AR: Should artists have children?
ED: Artists, anyone, should do what they want,
and if it means to have kids -- ok. I mean, I honestly think we can do
with more thoughtful and creative sorts, but that doesn't mean popping
out some kids. Artists can pop 'em out then hand 'em out, too, if they
want. Give their spawn to conservative Republicans to emotionally
cripple. Uuh. I don't even know. Would I have kids? The moment they
start crying, I'm telling them they need a new mother.
AR: Do you believe in recycling?
ED: I believe in recycling in myriad forms!
From material recycling to idea recycling.
AR: Is planet Earth about to be recycled?
ED: Planet Earth should be recycled. It's really a mess right now.
AR: What are you working on these days? How're things in Texas?
ED: I'm not working on much art these days. I
doodle, I brainstorm, whatever. I'm pretty slow at developing concrete
plans for projects. I do have some visions of a video that may or may
not come to be. There's an artist/musician here called Bubbleface who
hosts a weekly music night here, and I may get in on that.
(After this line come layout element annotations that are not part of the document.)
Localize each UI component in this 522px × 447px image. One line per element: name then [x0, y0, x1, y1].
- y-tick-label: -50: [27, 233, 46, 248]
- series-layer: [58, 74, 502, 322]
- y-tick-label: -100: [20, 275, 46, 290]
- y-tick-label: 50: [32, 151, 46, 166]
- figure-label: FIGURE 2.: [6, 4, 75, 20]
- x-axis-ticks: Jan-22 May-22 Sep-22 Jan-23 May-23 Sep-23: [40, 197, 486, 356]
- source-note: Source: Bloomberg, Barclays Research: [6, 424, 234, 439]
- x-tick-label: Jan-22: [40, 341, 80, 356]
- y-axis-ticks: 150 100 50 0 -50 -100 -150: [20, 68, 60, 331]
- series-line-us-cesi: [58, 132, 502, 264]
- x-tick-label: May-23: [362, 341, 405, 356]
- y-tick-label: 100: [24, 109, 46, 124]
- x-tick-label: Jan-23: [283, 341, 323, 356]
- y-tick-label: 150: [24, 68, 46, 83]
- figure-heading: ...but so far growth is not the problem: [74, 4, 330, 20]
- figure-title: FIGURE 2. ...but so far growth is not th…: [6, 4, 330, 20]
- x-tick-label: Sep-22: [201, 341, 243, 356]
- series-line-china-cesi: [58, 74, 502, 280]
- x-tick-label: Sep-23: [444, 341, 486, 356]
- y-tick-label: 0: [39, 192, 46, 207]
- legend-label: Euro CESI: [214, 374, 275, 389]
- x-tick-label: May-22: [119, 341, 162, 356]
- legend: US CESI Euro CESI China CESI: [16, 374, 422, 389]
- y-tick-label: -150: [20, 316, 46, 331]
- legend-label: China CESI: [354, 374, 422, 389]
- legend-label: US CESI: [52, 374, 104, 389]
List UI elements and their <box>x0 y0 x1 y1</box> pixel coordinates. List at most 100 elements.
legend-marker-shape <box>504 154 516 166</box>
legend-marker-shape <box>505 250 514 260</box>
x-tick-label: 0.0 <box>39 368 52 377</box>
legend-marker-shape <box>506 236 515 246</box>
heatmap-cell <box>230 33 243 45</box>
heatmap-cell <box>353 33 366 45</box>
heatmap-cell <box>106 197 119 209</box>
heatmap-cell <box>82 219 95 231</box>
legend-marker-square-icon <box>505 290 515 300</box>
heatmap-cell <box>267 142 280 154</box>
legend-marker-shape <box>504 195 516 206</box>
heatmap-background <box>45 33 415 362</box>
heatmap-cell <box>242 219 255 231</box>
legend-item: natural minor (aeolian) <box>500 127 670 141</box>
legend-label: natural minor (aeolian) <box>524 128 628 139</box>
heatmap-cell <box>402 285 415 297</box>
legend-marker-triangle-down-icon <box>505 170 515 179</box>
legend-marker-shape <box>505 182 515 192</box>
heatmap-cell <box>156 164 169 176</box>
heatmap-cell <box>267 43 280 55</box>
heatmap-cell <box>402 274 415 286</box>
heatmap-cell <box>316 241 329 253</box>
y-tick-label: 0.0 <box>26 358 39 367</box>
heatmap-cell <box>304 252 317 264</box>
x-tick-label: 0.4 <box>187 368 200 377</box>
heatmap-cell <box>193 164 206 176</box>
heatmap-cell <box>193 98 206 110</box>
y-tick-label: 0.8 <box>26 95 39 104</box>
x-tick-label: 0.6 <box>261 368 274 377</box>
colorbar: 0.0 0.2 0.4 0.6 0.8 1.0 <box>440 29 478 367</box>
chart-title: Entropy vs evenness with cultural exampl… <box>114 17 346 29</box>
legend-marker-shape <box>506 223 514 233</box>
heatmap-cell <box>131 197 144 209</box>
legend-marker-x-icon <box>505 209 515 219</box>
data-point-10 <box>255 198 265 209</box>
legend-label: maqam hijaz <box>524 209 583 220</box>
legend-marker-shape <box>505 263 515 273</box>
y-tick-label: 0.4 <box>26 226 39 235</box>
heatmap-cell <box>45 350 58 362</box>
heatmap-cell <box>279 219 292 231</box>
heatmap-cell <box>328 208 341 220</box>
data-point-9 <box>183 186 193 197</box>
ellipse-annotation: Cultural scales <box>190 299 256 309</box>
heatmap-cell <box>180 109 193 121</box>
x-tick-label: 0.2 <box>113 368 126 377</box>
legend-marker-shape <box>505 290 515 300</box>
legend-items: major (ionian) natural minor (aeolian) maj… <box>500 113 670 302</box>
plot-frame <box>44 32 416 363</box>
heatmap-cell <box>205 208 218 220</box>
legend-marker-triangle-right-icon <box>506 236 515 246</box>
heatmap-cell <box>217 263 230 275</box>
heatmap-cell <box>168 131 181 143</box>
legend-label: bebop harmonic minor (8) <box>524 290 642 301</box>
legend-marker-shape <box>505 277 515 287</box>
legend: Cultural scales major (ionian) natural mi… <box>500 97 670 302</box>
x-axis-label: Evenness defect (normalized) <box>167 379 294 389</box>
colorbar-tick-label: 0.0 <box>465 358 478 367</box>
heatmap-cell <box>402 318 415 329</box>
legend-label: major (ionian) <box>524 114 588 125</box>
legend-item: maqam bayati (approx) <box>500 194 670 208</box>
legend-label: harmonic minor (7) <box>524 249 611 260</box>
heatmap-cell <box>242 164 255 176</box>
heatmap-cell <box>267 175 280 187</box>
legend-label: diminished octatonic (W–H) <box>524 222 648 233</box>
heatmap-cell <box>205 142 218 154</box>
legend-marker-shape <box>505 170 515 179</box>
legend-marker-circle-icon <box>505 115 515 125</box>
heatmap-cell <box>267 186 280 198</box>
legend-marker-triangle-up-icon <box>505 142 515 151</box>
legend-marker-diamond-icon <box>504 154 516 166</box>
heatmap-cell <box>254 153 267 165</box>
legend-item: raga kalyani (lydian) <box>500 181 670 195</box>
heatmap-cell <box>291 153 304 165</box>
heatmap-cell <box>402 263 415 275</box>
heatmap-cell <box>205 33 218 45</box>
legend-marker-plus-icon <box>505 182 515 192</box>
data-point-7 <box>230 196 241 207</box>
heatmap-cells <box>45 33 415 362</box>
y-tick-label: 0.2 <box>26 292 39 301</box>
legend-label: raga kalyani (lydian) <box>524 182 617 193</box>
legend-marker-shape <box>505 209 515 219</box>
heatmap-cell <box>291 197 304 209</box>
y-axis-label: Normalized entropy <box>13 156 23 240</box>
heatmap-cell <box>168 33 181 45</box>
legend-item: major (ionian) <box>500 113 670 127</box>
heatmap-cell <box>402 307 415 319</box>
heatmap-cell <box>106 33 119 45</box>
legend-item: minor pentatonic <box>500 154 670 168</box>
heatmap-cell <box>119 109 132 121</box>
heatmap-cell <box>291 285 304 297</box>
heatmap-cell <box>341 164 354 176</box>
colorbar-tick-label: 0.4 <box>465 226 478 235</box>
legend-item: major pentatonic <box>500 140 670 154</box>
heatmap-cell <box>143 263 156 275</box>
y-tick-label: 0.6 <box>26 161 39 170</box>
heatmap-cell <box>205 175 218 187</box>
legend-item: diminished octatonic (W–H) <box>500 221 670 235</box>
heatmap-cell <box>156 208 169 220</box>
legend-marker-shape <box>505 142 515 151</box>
Right now I'm
learning and researching, and trying to manage my time between work,
making a social life, paying off debts, spending time with my sister --
a lot of life shit most artists have to contend with, I guess. I've been
taking a boxing class for a month or so. I have the inclination to
compete but I'm still learning basics. We'll see how that informs my
art. I've only been in Austin for three months -- it's felt like
forever. I have to remind myself that, once in a while, when I get
anxious about productivity. It's really been a crash course in
everything -- new job, new activities, new surroundings. Time
none-the-less goes slower. There's more nature here and it's also hot.
There's a 1000+ acre wilderness reserve next to my apartment where I got
lost for a bit. People are always running around, biking,
kayaking/canoeing on the river. It's also true too that shit's bigger in
Texas. Huge cars, huge supermarkets, towering overpasses. But then it's
strangely the same as ever. I've seen weird Austin doppelgangers of
people I know in Chicago. There's good beer everywhere. People drink,
dance, and party -- dress weird, act weird -- the usual things.
AR: Will there be another Garbage World?
ED: The future is very uncertain. Deep down I
love the energy on the night of the event, seeing everything come
together -- but the organizing process is so hectic. I know I need to
find a troupe of trustworthy and loyal fellows if I want to have another
Garbage World. I really can't say if another one will happen anytime
soon. In a perfect world, I would give an enthusiastic yes.
AR: Why make performance art?
ED: Everybody will have their reasons. I can
only answer for myself. I try to do what feels right -- sometimes the
experience feels awful until the very end and maybe feels right a little
later. Sometimes it's just awful forever. I've been using performance as
a tool to make sense of/engage with the world around me through acting
out, starting conversations, and reflecting on the aftermath. People
talk back, or don't. Something else happens and . . . er -- I don't
really know how to go from there on the why. My head keeps going on
goofy tangents. The world is difficult. Struggles of people, struggles
within myself. What am I supposed to make of it all? I'm so darn emo and
angst ridden. At least I'm doing something? Have I bettered your
world??? Who's it all done for anyway? Certainly not for God. I might
not be in Chicago anymore, but, you know, it's the same scene
everywhere. Now back to the internet. But, really, do what's in your
heart, yo. But what if that means to kill? Why kill?